Au milieu de la végétation luxuriante de Joao Carlos Silva, petite île du Golfe de Guinée, le chef Joao Carlos Silva mise sur les produits naturels pour mettre en valeur l’extraordinaire biodiversité de l’archipel qu’il veut contribuer à faire connaître.
« Pâte de mangue avec yogourt de Grèce et un petit gâteau de manioc avec du fromage! », lance tout sourire cette célébrité de la télévision portugaise, en présentant l’une des six entrées de son restaurant gastronomique.
Sur cette île plantée en plein océan, la cuisine de Joao Carlos Silva est un mélange de saveurs locales et d’ingrédients venus d’ailleurs.
Sur les « îles chocolat », l’autre nom de l’archipel fameux dans le monde pour la qualité de son cacao, le repas gastronomique ne peut débuter sans un hommage à cette spécialité.
Pour apprécier les saveurs de ce « spa de la langue », le visiteur est invité à mettre en bouche une graine cacao entourée de sa pulpe, un morceau de chocolat, un grain de poivre, une touche de gingembre… puis savoure un vin rouge.
Fils de cuisinier santoméen, Joao Carlos Silva a ouvert il y a plus de vingt ans un hôtel-restaurant dans la plus grande des deux îles de l’archipel de moins de 200.000 habitants et de 1.000 km2, situé au large du Gabon.
Depuis sa large terrasse, le restaurant tout en bois, où pend nonchalamment un hamac, surplombe une nature équatoriale et montagneuse et offre une vue enchanteresse sur l’océan Atlantique.
-‘Art éphémère’-
Le chef s’est rendu célèbre à partir des années 2000 avec des émissions diffusées à la télévision portugaise,comme « Les îles au milieu du monde », où il jouait le cuisinier-baroudeur aux quatre coins du globe.
« Il y a toujours de la nouveauté chez lui », affirme Lucio Primo Monteiro, un guide santoméen et vieil habitué du restaurant.
Le nombre de clients a augmenté au fil des ans et, selon le chef aux airs de faux pirate avec son bandana rouge, le restaurant accueille aujourd’hui 30 à 40 personnes par jour.
La « Roça Sao Joao » est une ancienne plantation coloniale au charme fou qu’il a transformé en « lieu de culture » – pied de nez à l’histoire douloureuse de l’esclavagisme à Sao Tome et Principe.
Le chef, qui considère la cuisine comme « un art éphémère », y expose certaines de ses sculptures et peintures.
Il a aussi décidé de transmettre sa passion à une poignée d’apprentis.
Tous sont issus de l’ethnie des « Angolares », la plus défavorisée de l’île où deux-tiers des habitants vivent en-dessous du seuil de pauvreté.
Il dit vouloir montrer à la jeunesse que « c’est possible de vivre à Sao Tome, possible de faire de Sao Tome un pays du futur ».
« On vit dans un pays avec une biodiversité intéressante et où l’on peut faire des cultures sans produits chimiques, et avec des techniques traditionnelles », argumente-t-il.
-‘Bio de longue date’ –
Le chef cultive la plupart de ses produits dans le jardin de sa « roça », où gambadent poules grasses et canards.

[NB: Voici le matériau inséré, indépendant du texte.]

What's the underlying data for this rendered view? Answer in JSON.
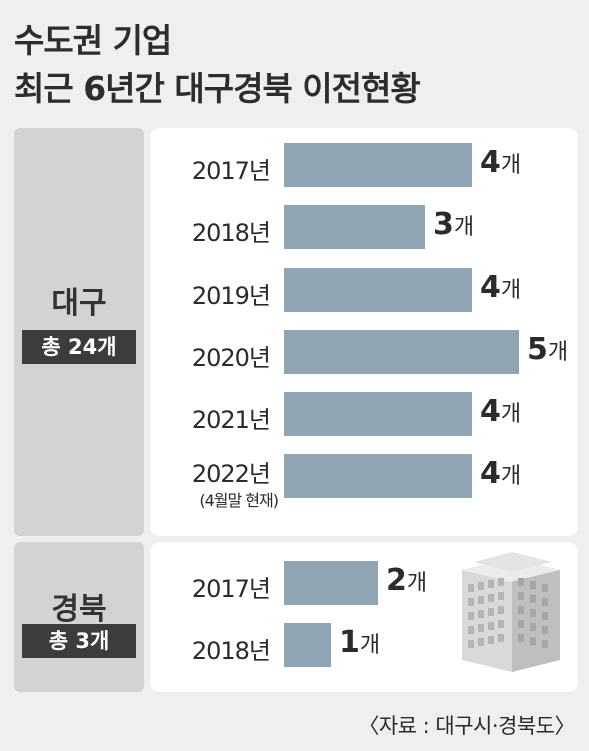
{
  "title_line1": "수도권 기업",
  "title_line2": "최근 6년간 대구경북 이전현황",
  "unit": "개",
  "source": "〈자료 : 대구시·경북도〉",
  "colors": {
    "bar": "#8fa5b4",
    "badge": "#3c3c3c",
    "panel_left": "#d3d3d3",
    "panel_right": "#ffffff",
    "background": "#efefef"
  },
  "icons": [
    "building-icon"
  ],
  "chart_data": [
    {
      "type": "bar",
      "orientation": "horizontal",
      "region": "대구",
      "total_label": "총 24개",
      "categories": [
        "2017년",
        "2018년",
        "2019년",
        "2020년",
        "2021년",
        "2022년"
      ],
      "notes": [
        "",
        "",
        "",
        "",
        "",
        "(4월말 현재)"
      ],
      "values": [
        4,
        3,
        4,
        5,
        4,
        4
      ]
    },
    {
      "type": "bar",
      "orientation": "horizontal",
      "region": "경북",
      "total_label": "총 3개",
      "categories": [
        "2017년",
        "2018년"
      ],
      "notes": [
        "",
        ""
      ],
      "values": [
        2,
        1
      ]
    }
  ]
}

Il raconte avoir toujours utilisé des produits cultivés sans pesticides et surfe aujourd’hui sur la tendance mondiale du bio et de l’écotourisme.
« C’est très important qu’il prenne des produits naturels. Cela permet aussi de valoriser nos produits », estime le guide Lucio Primo Monteiro, rappelant que Sao Tome et Principe abrite environ 600 espèces de plantes endémiques recensées.
Les habitants de l’archipel sont d’ailleurs sensibles à la protection de leur patrimoine naturel. Il y a huit mois, une ONG portugaise implantée à Sao Tome s’était alarmée de l’arrivée sur l’île d’un maïs importé de Chine et suspecté d’être transgénique (OGM). C’était finalement une variété hybride.
Sao Tome et Principe, qui dépend à 90% de l’aide internationale, essaye de devenir plus autonome, misant notamment sur le secteur touristique qui représente désormais un quart de son PIB, selon les chiffres officiels.
Pour Joao Carlos Silva, le tourisme est le « meilleur instrument pour transformer Sao Tome et Principe » et « pas le pétrole offshore », dont l’exploitation est embryonnaire mais pourrait se développer.
En 2015, le pays a présenté un plan de développement pour attirer les investisseurs étrangers et vient de renouer des relations politico-économiques avec la Chine.
Lui prône un tourisme « intelligent », « culturel », « écologique », mais surtout pas « un tourisme de masse ».
En 2018, sa participation à une nouvelle série de reportages culinaires à la télévision portugaise va lui permettre de défendre cette vision en faisant découvrir les richesses naturelles de son île.